His head peeked out of the water, just his eyes like he had that first day she had met him.
“You might as well come out all the way,” she said.
He was sighing even before he was above the water. “I’m sorry,” he said just as she was saying, “What were you even thinking?”
They both stared at each other, his eyes almost begging to be forgiven, hers narrowed and unforgiving.
“I can’t imagine what you were thinking,” she said. “What? Just because I told you I was worried what humans would do but didn’t tell you specifics, that wasn’t enough for you? I can tell specifics!” She said it but she didn’t mean it. There were things he didn’t need to know.
And maybe it was because of that momentary pause in thought, but it was only then that she truly looked at him. His face was puckered in shame and regret; it was an expression that suggested his own inner thoughts towards himself were even harsher than her words.
She sighed. What was she even doing yelling at him like that? She hated her tone, hated the look of shame she had made him have, hated the words.
“I’m sorry,” she said, beating him to it as she leapt into the water.
He gasped and then swam to meet her.
“I’m sorry,” she repeated, putting her arms over his shoulders as he put his hands on the side of her waist and here and there pumped his tail to keep them afloat, a position so practiced at this point it was like clockwork. “I’m sorry,” she murmured once more, leaning her forehead on his shoulder.
“Why areyouapologizing?” he softly asked. “I’m the one thatmessed up. I had heard him before and I just wanted to see him. I wanted to know who had asked you such a thing, what he looked like. I know. It was stupid. I’m sorry. I’m really sorry. I should’ve listened.”

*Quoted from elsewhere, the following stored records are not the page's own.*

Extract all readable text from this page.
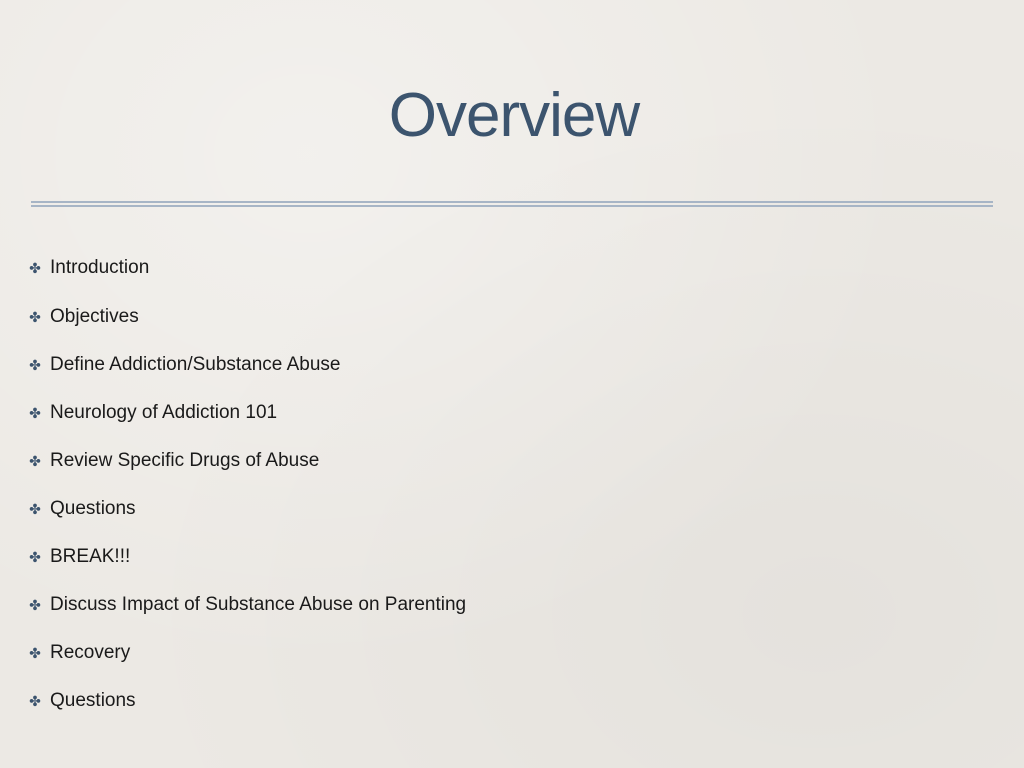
Overview
✤ Introduction
✤ Objectives
✤ Define Addiction/Substance Abuse
✤ Neurology of Addiction 101
✤ Review Specific Drugs of Abuse
✤ Questions
✤ BREAK!!!
✤ Discuss Impact of Substance Abuse on Parenting
✤ Recovery
✤ Questions
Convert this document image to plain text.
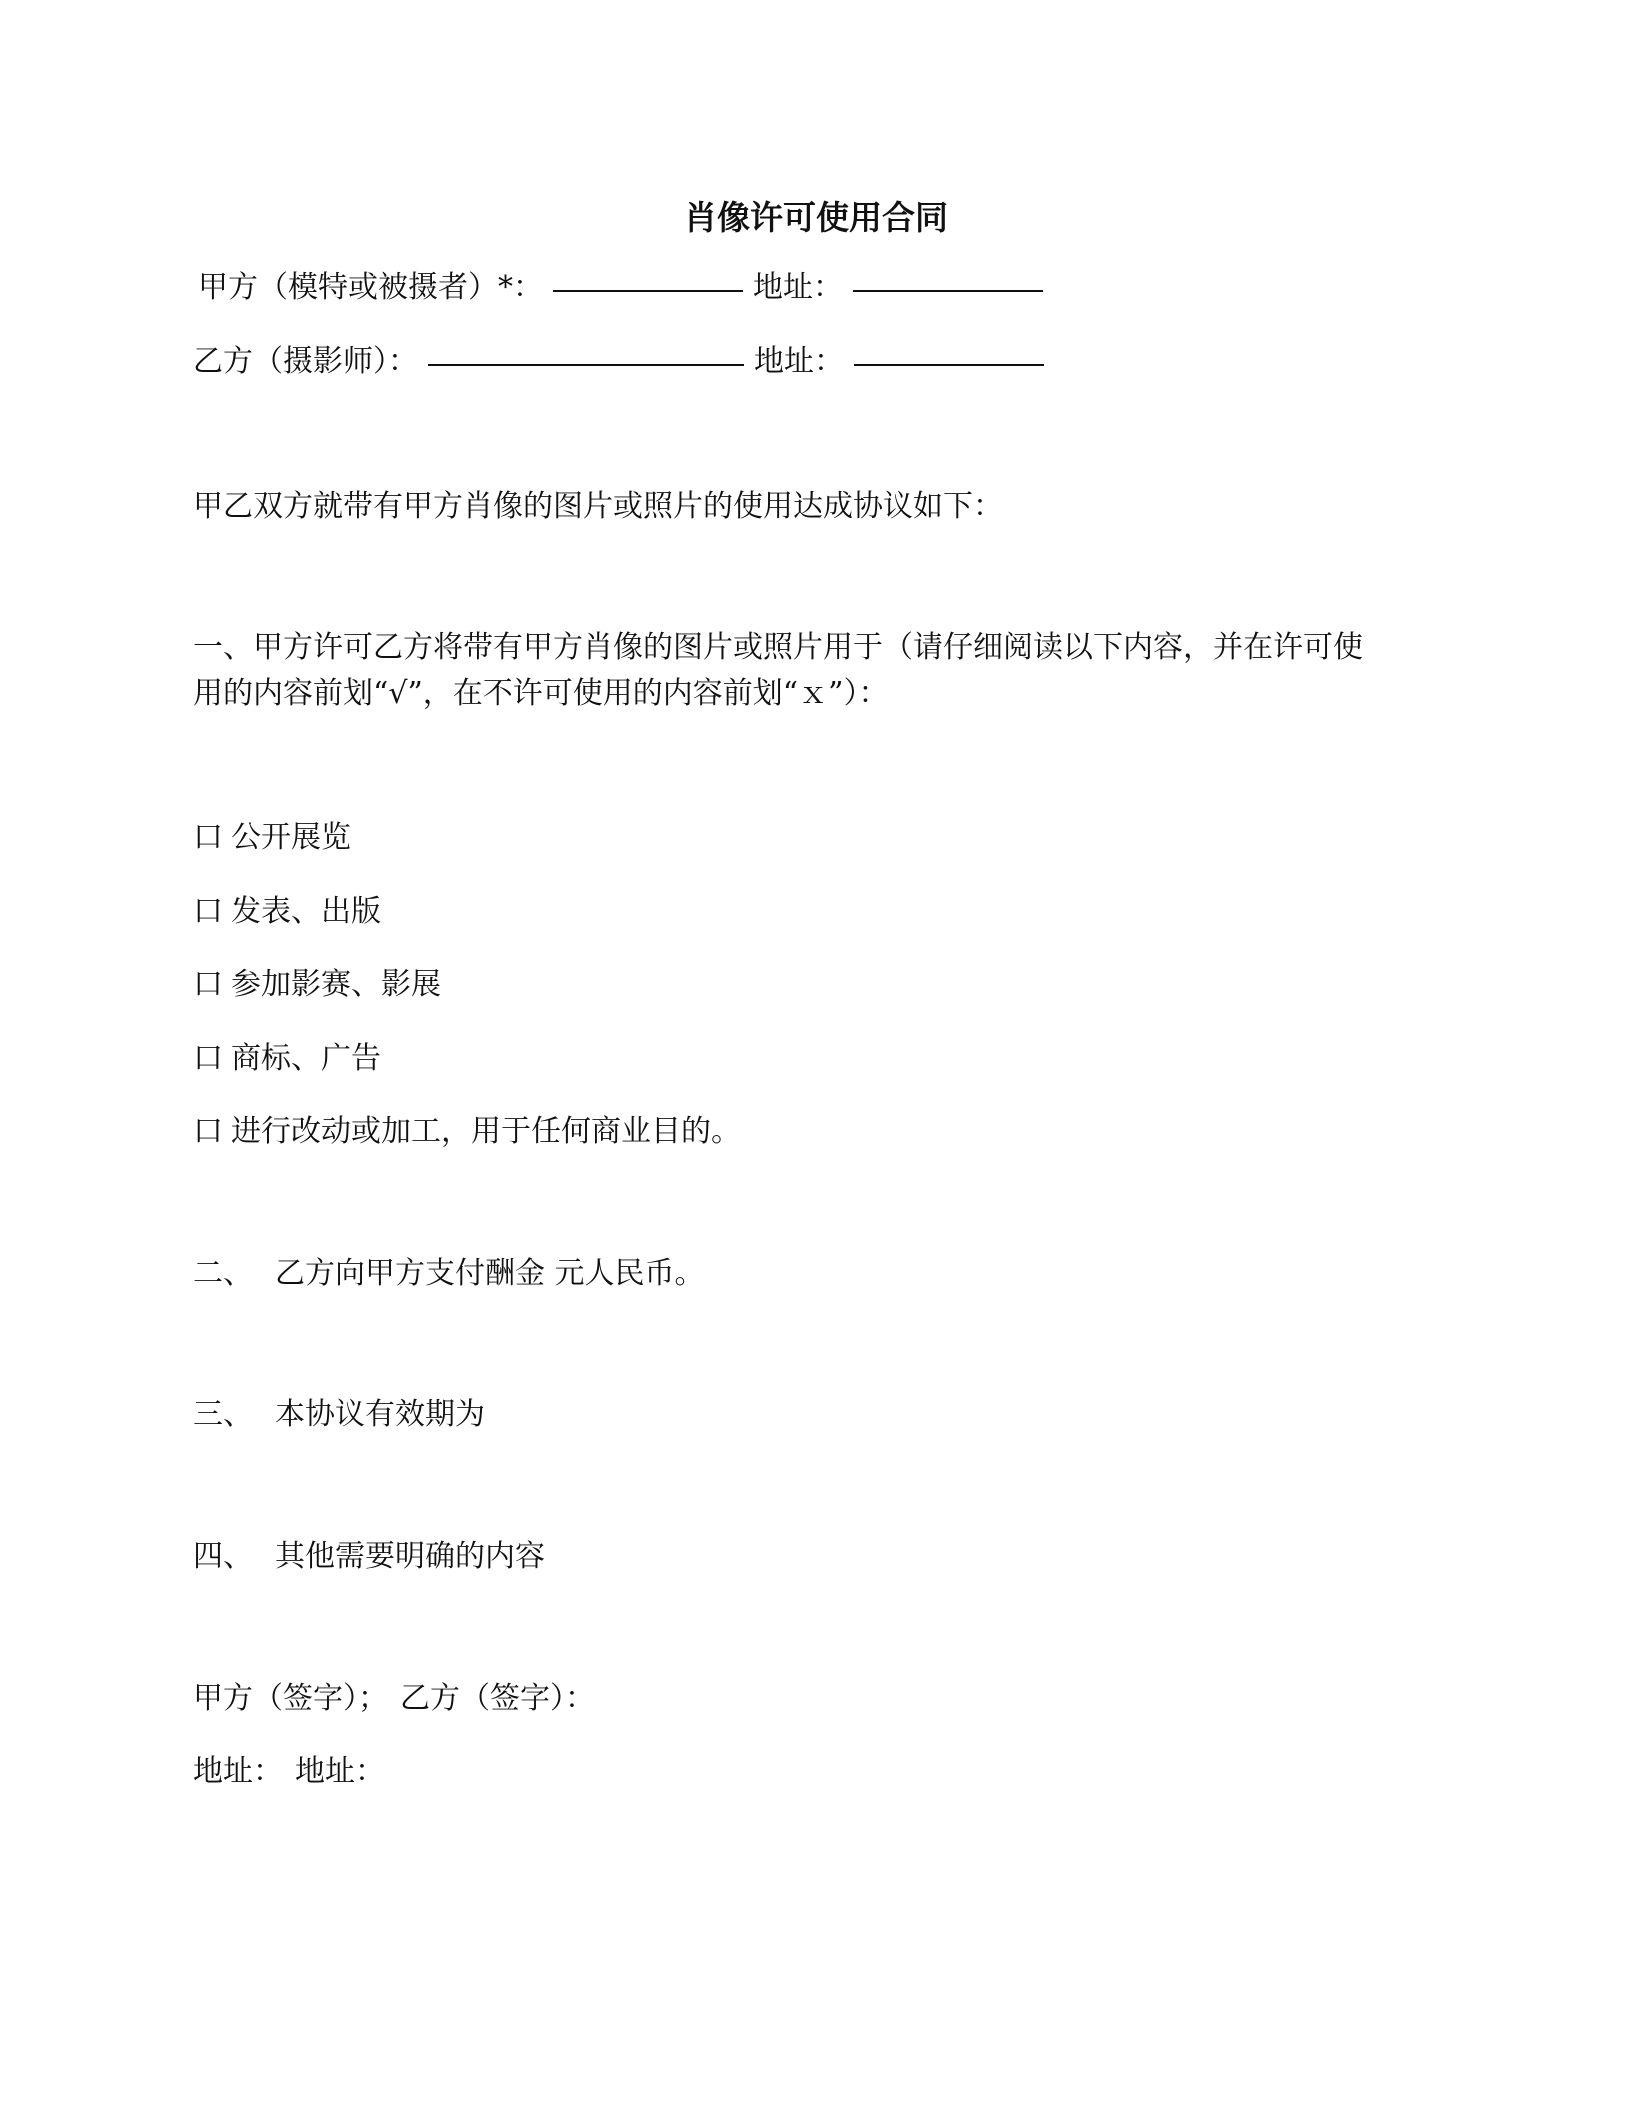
肖像许可使用合同
甲方（模特或被摄者）*：	地址：
乙方（摄影师）：	地址：
甲乙双方就带有甲方肖像的图片或照片的使用达成协议如下：
一、甲方许可乙方将带有甲方肖像的图片或照片用于（请仔细阅读以下内容，并在许可使
用的内容前划“√”，在不许可使用的内容前划“ｘ”）：
口 公开展览
口 发表、出版
口 参加影赛、影展
口 商标、广告
口 进行改动或加工，用于任何商业目的。
二、 乙方向甲方支付酬金 元人民币。
三、 本协议有效期为
四、 其他需要明确的内容
甲方（签字）； 乙方（签字）：
地址： 地址：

“Luckily, he didn’t see,” she mumbled back. “I’m sorry for talking to you that way. That’s why I’m sorry. I think…I’m scared. Really scared. I don’t think Mr. Wilson is the type to do anything to you, but if he told someone…”
She didn’t even want to say it and she couldn’t predict how Mr. Wilson would act if he saw a mermaid for himself. Would he want to keep it quiet for similar reasons as her own—he was a kind man after all—or would he want to prove to the world that his mother was right?
“Why? What do you think would happen?”
“Kallias,” she practically moaned, but it wasn’t like he was a child she had to protect. “Frankly, I don’t know. I suppose it depends on who it was. I could see some treating you as a delicacy. I could see some hunting mermaids down for something outlandish like saying your very existence is against nature or that it’s witchcraft or something. I could see men of science wanting to capture or kill you to study you. But they might do all sorts of things first. The researcher who stayed here said he sometimes studied live specimens. He said…he said he liked to cut into living creatures to see how the organs were working underneath. I don’t know. I doubt it was necessary. Other people, hmm, I know people keep zoos too for exotic pets. I could imagine schools wanting you too or people who—” She stopped. She couldn’t say it, but she imagined some would keep a mermaid just to force them to do something sexual. Locked in a tank, it would be very hard to get away, and she could imagine Kallias now, stuck to do another’s will. “Don’t make me say any more. I imagine you in each and it’s too painful.”